I did acute dialysis for 9 years--we set up the machines and were available 24hrs a day with a 1 hr response time to reset up the machine and to be there for the ICU RN if there were problems. I am now working again as an ICU nurse (too much CRRT call) and am seeing the other side of it. We used Prismas but now have changed to Nxstage--you still lug bags to the nxstage--and yes it's nice to not have to empty effluent bags--we put a plastic cord piece over the drain hose to stop the tripping, but my big concern that no one else seems to be worried about is the size of the Nxstage filter--240ml! vs. the Prisma's 80ml. Everytime we clot a filter we throw out 240ml of blood!!! I am doing ed classes to work on the things we as nurses can do to prevent some of the clotting but sometimes it's unavoidable and Nxstage acts like it's no big deal. ICU patients on CRRT can not tolerate that kind of blood loss AND they say there filter is so large for blood flow up to 600ml/min and for larger volume removal--what ICU/CRRT patient can tolerate 600ml/min blood flow and IF they can handle large amt of volume removed --do a hemo treatment! I'll take the Prisma back anyday!! Most of the problems with Prisma are--I hate to say this, but since I'm on both sides--are user error--the things I see done to that CRRT machine opened my eyes to why I was called in so much. More education is needed and needs to be done by ICU nurses not Gambro/Nxstage sales reps!!!

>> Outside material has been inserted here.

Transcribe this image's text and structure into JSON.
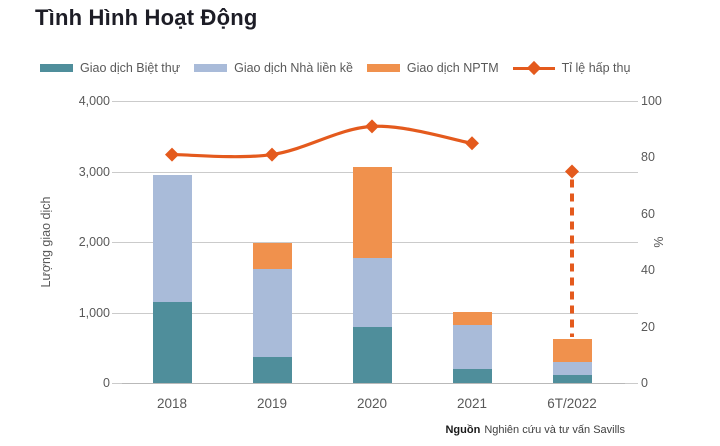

I agree the nurses need more training, Yes 240 cc would really drop their Hg and then think about the cost of transfusions. I know that yeast grows within 12 hours in the effluent line and that is why we opted not to use the NxStage. I think nursing as a whole has changed and that is scary. I am glad you came to ICU. dialysis does play a huge role in CVVH but often times not all the staff will come in if a circuit goes down.